Zu den bisher überwiegend aus der metastasierten Situation bekannten Nebenwirkungen der SERDs gehören gastrointestinale Beschwerden, Bradykardien und Sehstörungen, aber auch Arthralgien, Fatigue und Hitzewallungen, zählte Ettl auf.
Daten zum frühen Einsatz von SERDs lieferte die Phase-II-Studie coopERA Breast Cancer [5]. Darin wurde das SERD Giredestrant neoadjuvant in einer Window-of-Opportunity-Phase untersucht. 221 Patientinnen erhielten entweder Giredestrant oder Anastrozol, dann jeweils dieselbe Therapie weiter plus Palbociclib über vier Zyklen. Die mittlere relative Ki-67-Reduktion nach zwei Wochen betrug –75 % unter Giredestrant und –67 % unter Anastrozol (p = 0,043).

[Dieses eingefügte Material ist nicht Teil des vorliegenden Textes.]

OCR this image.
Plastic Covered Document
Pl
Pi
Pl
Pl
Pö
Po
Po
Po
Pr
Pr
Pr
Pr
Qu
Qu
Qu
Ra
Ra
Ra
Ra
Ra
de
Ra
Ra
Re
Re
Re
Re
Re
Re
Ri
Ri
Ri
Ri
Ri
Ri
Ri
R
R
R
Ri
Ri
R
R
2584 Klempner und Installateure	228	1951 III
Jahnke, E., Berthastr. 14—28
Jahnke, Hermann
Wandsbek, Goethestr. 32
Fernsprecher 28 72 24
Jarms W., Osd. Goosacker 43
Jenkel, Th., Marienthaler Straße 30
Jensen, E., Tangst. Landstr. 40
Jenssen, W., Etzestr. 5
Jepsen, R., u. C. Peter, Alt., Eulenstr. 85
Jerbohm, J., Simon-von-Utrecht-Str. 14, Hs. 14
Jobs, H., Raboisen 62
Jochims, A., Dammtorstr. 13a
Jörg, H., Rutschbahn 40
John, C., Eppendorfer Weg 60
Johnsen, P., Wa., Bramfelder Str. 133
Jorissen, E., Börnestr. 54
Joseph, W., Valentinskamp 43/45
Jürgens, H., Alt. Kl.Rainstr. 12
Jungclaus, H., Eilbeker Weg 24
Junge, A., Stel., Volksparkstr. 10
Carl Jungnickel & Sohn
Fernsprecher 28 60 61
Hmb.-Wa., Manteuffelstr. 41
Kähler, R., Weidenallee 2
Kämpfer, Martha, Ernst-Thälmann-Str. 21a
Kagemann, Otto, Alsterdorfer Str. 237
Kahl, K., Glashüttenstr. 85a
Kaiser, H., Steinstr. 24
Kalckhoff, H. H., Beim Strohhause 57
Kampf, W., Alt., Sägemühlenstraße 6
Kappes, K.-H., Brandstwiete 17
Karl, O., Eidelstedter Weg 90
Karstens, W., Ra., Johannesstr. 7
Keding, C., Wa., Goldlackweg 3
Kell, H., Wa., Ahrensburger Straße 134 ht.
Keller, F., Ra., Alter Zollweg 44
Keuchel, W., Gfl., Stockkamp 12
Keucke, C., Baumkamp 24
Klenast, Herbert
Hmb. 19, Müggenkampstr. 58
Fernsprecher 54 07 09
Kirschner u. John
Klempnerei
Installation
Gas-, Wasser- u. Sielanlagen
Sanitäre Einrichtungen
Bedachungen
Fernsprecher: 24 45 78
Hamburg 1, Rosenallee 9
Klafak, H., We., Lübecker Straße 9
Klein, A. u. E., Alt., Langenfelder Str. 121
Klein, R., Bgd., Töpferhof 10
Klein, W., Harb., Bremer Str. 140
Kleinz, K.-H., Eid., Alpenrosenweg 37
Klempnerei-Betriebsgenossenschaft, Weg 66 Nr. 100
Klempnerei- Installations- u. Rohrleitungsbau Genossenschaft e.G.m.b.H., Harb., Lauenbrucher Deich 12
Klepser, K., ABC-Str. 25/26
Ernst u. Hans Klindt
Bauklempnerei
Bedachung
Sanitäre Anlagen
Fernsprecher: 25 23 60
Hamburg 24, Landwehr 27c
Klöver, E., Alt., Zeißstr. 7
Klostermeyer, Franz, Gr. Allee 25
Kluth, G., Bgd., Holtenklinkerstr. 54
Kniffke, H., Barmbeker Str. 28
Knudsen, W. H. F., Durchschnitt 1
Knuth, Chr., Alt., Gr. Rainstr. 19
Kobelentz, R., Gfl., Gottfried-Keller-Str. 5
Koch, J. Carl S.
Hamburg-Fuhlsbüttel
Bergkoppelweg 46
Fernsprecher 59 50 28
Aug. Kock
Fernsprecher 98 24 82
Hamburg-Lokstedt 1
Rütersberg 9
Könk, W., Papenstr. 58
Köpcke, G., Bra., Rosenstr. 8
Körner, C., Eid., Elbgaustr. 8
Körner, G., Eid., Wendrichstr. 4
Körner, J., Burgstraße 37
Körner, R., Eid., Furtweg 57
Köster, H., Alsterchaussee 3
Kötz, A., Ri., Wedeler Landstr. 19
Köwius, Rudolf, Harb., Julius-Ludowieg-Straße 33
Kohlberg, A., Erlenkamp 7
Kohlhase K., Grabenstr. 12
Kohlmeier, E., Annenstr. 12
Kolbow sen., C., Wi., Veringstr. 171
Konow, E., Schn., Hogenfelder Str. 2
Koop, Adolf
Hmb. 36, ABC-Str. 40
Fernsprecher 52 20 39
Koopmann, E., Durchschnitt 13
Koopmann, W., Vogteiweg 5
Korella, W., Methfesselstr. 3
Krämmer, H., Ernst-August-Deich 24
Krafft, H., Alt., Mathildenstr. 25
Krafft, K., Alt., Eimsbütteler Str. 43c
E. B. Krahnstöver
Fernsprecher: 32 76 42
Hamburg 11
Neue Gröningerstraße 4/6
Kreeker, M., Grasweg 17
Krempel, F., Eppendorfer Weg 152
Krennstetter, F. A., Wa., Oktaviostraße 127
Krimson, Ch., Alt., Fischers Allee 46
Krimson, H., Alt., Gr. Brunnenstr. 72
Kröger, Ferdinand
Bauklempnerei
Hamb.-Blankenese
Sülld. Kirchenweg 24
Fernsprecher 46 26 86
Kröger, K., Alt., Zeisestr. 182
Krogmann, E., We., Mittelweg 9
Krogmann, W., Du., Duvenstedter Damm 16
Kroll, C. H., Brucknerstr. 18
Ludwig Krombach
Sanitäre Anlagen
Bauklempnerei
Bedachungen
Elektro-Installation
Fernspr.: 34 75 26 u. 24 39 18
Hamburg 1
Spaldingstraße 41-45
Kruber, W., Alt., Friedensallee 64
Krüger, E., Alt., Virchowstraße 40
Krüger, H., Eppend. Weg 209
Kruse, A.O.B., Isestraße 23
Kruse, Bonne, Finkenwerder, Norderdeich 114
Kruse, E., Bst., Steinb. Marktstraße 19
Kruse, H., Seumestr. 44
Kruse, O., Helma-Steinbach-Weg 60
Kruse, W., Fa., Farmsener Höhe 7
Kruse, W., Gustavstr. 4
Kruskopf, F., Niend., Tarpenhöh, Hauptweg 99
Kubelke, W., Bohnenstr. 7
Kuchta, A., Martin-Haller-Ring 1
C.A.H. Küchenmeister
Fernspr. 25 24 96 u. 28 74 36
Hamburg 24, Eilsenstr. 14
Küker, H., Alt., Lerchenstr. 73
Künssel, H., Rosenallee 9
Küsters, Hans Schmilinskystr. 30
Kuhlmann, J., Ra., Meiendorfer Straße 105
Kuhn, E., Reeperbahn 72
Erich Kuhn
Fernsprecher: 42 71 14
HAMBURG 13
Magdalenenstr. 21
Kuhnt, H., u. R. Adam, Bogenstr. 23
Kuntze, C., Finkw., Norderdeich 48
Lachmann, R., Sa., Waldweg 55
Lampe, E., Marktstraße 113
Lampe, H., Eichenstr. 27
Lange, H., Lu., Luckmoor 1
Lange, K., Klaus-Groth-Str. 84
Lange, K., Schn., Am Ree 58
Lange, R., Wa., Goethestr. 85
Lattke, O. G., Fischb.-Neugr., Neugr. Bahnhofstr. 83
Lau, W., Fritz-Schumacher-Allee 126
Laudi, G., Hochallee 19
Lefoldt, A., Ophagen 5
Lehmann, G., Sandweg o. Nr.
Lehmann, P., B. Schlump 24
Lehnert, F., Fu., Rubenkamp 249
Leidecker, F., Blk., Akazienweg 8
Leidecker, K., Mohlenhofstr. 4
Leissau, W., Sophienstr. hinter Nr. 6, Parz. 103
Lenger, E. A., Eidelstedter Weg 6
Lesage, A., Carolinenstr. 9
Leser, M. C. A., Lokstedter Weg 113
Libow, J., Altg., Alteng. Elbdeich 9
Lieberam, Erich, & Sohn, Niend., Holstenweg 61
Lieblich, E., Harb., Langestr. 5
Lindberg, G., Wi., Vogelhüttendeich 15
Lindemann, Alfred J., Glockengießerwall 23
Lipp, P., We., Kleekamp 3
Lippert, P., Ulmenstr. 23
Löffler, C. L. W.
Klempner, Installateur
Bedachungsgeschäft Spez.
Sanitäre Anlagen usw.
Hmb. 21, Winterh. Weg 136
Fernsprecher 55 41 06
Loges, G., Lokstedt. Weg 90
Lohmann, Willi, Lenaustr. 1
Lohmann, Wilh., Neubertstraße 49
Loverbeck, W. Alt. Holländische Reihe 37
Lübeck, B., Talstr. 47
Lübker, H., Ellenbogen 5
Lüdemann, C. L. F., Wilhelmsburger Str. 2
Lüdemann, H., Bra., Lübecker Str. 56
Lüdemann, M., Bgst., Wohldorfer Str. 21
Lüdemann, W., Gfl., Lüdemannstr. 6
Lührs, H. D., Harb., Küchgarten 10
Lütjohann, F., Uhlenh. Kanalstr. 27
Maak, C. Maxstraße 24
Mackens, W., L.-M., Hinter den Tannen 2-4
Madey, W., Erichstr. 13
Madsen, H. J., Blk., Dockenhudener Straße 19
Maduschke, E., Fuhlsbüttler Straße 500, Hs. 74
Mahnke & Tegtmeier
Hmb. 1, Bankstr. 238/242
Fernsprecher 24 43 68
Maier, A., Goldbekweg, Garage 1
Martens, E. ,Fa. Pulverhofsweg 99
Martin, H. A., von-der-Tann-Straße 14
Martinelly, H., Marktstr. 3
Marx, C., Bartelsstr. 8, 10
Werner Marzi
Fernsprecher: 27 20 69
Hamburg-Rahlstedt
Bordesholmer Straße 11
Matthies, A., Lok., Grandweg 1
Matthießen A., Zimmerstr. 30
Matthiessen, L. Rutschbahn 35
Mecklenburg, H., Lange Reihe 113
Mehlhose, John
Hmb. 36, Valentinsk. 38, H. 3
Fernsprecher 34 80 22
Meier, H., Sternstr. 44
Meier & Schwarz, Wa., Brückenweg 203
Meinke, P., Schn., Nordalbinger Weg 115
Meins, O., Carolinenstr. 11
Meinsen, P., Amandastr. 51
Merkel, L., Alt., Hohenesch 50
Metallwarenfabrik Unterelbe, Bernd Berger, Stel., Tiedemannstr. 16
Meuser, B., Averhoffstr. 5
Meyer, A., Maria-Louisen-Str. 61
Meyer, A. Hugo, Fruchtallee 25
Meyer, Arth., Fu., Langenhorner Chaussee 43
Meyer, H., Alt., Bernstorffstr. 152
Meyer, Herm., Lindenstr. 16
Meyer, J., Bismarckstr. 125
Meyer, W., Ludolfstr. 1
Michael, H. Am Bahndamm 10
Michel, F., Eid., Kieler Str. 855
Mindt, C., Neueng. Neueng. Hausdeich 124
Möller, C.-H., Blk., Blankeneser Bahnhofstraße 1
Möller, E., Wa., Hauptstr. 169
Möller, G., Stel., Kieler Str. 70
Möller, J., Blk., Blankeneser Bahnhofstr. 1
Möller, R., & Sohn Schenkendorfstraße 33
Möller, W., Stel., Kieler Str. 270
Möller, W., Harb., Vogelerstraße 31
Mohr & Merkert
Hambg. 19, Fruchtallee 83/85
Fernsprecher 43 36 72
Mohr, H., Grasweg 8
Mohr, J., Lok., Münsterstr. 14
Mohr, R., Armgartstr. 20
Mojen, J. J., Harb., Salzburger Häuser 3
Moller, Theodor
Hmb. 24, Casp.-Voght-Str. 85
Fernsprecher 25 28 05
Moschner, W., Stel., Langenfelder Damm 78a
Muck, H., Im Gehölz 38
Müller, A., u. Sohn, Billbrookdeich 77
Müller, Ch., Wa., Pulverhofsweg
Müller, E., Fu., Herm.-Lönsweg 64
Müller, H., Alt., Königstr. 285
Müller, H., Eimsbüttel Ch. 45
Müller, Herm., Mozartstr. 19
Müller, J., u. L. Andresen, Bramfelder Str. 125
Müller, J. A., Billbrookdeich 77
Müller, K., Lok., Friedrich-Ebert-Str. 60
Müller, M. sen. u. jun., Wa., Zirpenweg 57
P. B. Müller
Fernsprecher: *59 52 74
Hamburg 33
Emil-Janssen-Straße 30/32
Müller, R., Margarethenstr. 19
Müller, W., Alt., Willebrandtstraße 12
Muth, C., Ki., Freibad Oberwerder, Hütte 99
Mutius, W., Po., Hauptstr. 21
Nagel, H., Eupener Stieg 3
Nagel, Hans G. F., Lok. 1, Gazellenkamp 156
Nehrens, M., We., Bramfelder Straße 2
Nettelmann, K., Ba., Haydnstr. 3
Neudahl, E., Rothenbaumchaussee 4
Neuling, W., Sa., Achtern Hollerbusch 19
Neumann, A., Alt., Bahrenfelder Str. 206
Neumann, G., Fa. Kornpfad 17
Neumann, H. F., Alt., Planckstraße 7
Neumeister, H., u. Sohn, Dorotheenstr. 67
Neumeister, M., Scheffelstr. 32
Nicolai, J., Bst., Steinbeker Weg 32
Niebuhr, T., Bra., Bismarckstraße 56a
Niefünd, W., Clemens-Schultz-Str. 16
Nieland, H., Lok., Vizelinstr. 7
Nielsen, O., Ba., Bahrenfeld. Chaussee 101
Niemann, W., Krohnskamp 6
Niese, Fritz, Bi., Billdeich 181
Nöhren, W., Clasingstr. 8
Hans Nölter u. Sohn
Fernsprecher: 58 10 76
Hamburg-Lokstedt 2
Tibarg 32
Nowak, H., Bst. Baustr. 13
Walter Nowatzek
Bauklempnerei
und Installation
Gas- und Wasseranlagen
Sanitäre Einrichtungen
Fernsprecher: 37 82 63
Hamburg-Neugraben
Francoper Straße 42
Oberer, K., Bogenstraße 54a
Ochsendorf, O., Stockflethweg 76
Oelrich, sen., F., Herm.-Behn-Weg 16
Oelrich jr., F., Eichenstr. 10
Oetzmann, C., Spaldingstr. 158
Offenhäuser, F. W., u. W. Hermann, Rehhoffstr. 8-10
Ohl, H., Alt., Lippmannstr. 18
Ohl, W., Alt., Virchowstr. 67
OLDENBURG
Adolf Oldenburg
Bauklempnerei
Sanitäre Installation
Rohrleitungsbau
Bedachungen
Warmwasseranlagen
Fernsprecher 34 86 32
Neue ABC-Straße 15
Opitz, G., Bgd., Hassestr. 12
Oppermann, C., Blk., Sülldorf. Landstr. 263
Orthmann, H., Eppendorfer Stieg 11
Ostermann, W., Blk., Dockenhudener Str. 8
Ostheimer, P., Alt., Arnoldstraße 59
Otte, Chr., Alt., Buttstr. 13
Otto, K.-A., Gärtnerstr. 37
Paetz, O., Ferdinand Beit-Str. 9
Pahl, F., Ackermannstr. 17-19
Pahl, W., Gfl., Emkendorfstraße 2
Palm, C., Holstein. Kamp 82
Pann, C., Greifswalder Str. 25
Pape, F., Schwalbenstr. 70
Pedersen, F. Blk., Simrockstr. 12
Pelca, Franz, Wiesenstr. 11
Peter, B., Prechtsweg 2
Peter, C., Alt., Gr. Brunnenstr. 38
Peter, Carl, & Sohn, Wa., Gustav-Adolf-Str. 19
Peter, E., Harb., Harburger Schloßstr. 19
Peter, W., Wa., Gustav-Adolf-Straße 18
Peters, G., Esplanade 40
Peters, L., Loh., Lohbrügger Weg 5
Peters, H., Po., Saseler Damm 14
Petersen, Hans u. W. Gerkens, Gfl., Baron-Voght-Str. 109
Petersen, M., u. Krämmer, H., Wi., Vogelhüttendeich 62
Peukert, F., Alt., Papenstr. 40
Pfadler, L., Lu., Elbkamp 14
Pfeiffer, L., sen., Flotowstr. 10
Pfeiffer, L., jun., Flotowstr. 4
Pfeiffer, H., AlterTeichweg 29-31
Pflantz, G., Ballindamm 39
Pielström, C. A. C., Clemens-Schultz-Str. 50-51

Die häufigste Grad-3/4-Nebenwirkung war Neutropenie (26 %) unter Giredestrant plus Palbociclib versus 27 % unter Anastrozol plus Palbociclib. Schwerwiegende Nebenwirkungen waren mit 4 % unter Giredestrant doppelt so häufig wie unter Anastrozol (2 %). Arthralgien jeglichen Grades waren im Giredestrant-Arm seltener (11 vs. 19 %). Nur im Giredestrant-Arm traten Bradykardien auf (4,5 % alle Grade).
Weiter unbekannt sind die Toxizitätsprofile verschiedener SERDs bei längerer Einnahme. In einer Reihe laufender Studien untersucht man derzeit die Effektivität oraler SERDs im adjuvanten Setting: lidERA mit Giredestrant, CAMBRIA-1 mit Camizestrant, TREATctDNA mit Elacestrant und EMBER-4 mit Imlunestrant.